Antibiotic resistance; Microbes; Disease; Cross-infection

Introduction

The alarming increase of resistant microbes (bacteria, viruses, fungi, protozoa) is today one of the biggest threats to both mankind and environment. This article will push for the use of avian antibodies as a replacement or complement to antibiotics and thereby diminish the development of antibiotic resistant microbes.

Antibiotic resistance and how to fight it

The big load of antimicrobials (antibiotics, antimycotics and antivirals) given both to man and animals is a threat to our environment with the menace to give a total imbalance between microbial species in humans, animals, plants, water and soil.

Antibiotics are today found ubiquitous in our environment in constantly growing amounts. Antibiotics are given to animals as “growth factors”-especially to piglets, calves and chickens-to avoid weaning diarrhoea and to promote growth [1]. It is forbidden in Europe since 2006 and also in some states in USA. But they are still used widely in other countries. Antibiotics are distributed everywhere in animals and humans-blood, flesh, urine, faeces. Antibiotic contaminated flesh is eaten both by humans and animals. Antibiotics from animals and humans are excreted to the environment by urine and faeces. Antibiotic factories spread out tons of antibiotics from their plants. Unused antibiotics are thrown away. Soil and water are enormous reservoirs for antibiotics. Soil-dwelling microbes encounter a myriad of antibiotics mostly in low concentrations.
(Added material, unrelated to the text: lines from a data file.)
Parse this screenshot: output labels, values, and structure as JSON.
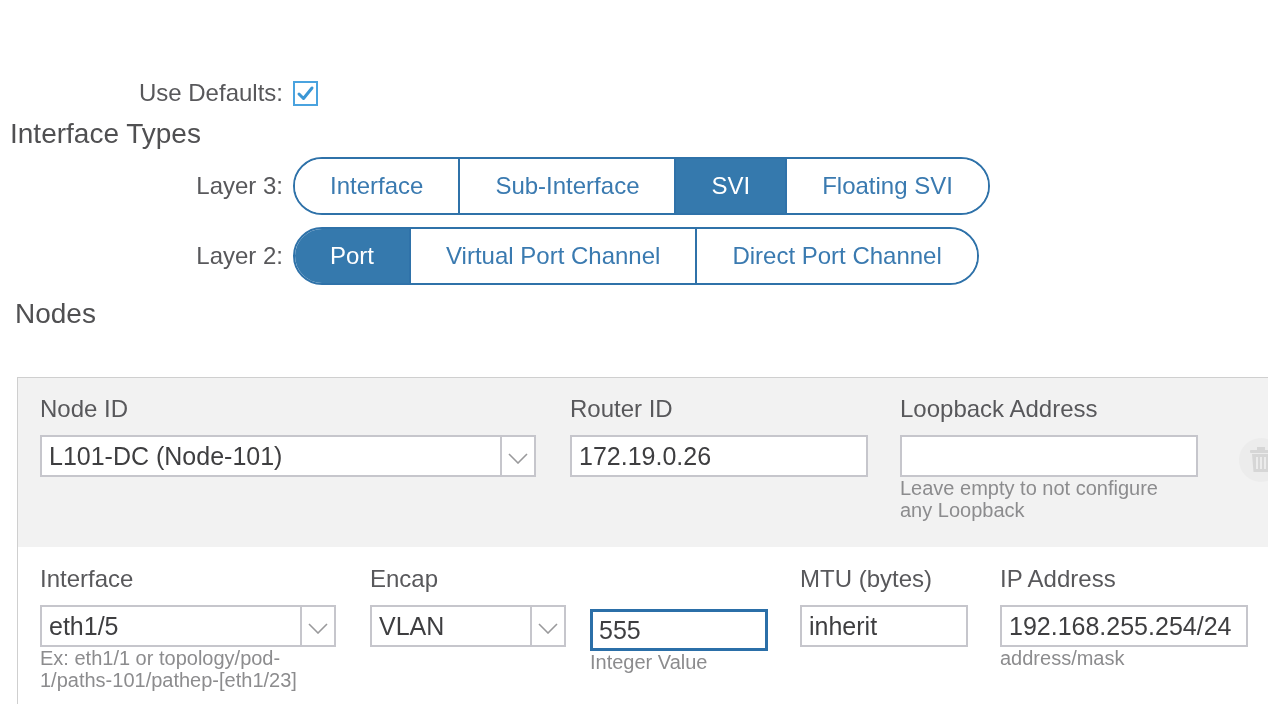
{
  "use_defaults": {
    "label": "Use Defaults:",
    "checked": true
  },
  "interface_types": {
    "title": "Interface Types",
    "groups": [
      {
        "label": "Layer 3:",
        "options": [
          {
            "label": "Interface",
            "selected": false
          },
          {
            "label": "Sub-Interface",
            "selected": false
          },
          {
            "label": "SVI",
            "selected": true
          },
          {
            "label": "Floating SVI",
            "selected": false
          }
        ]
      },
      {
        "label": "Layer 2:",
        "options": [
          {
            "label": "Port",
            "selected": true
          },
          {
            "label": "Virtual Port Channel",
            "selected": false
          },
          {
            "label": "Direct Port Channel",
            "selected": false
          }
        ]
      }
    ]
  },
  "nodes": {
    "title": "Nodes",
    "node_fields": [
      {
        "kind": "select",
        "label": "Node ID",
        "value": "L101-DC (Node-101)",
        "focused": false
      },
      {
        "kind": "text",
        "label": "Router ID",
        "value": "172.19.0.26",
        "focused": false
      },
      {
        "kind": "text",
        "label": "Loopback Address",
        "hint": "Leave empty to not configure any Loopback",
        "focused": false
      }
    ],
    "interface_fields": [
      {
        "kind": "select",
        "label": "Interface",
        "value": "eth1/5",
        "hint": "Ex: eth1/1 or topology/pod-1/paths-101/pathep-[eth1/23]",
        "focused": false
      },
      {
        "kind": "select",
        "label": "Encap",
        "value": "VLAN",
        "focused": false
      },
      {
        "kind": "text",
        "value": "555",
        "hint": "Integer Value",
        "focused": true
      },
      {
        "kind": "text",
        "label": "MTU (bytes)",
        "value": "inherit",
        "focused": false
      },
      {
        "kind": "text",
        "label": "IP Address",
        "value": "192.168.255.254/24",
        "hint": "address/mask",
        "focused": false
      }
    ]
  }
}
Low concentrations do not kill bacteria, but they will evolve strategies to resistance. Multi resistant bacteria are found in excrements of birds far out in the wilderness of Greenland. Genetic spread of multidrug resistant bacteria is the biggest problem for propagation of antibiotic resistance. The gastrointestinal canal of humans and animals are “mating” places for bacteria to exchange their genetic material. Hospitals-especially intensive care unit (ICU) and new-born wards-are important domains for spread of genetic resistance. Cross-infections are the major impediment for the control of resistance.

European Union has decided to give a strong support for depression of resistant bacteria by formulating guidelines to control use of antibiotics (European Union Official Journal, nr C, 14.11.2013). The Infectious Diseases Society of America (Bad bugs, no drugs: Public Health Crisis Brews, 2004) has proposed legislative and federal solutions to this emerging health problem: Well controlled hygiene, isolation of patients with severe infections, careful antibiotic prescribing.
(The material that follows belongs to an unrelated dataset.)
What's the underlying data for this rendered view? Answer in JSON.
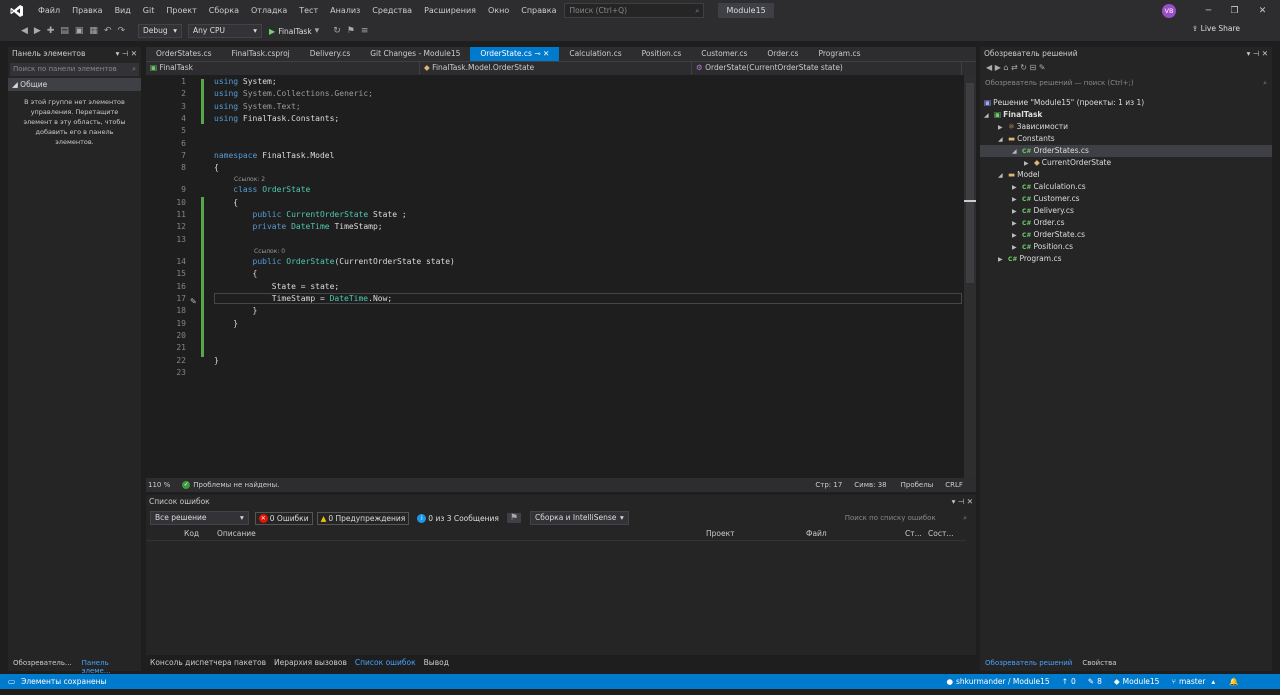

The recommended measures are not enough! For an optimal antibiotic control we need to think in new directions or rather go back to old ideas-according to Rousseau: “Retournons a la nature”!

The best defence for humans, mammals and birds against all kind of infectious agents has always been the immune system. A powerful way to fight infections in our days will be to use this system as complement or replacement to antibiotics.

Antibodies

Antibodies have a high specificity for binding and inactivating foreign substances including different microbes (bacteria, viruses, fungi, protozoa). The immune system and microorganisms have coexisted for millions of years and microorganisms have not become resistant towards them.

All mammals produce antibodies. Lately, much interest has been turned to antibodies from eggs of hens (avian antibodies, IgY). The yield of antibodies from eggs is much larger than can be achieved from any mammal. The collection of antibodies from egg yolk does not comprise any bleeding. European centre for the validation of alternative methods (ECVAM) strongly recommends avian antibodies as alternative to mammalian antibodies.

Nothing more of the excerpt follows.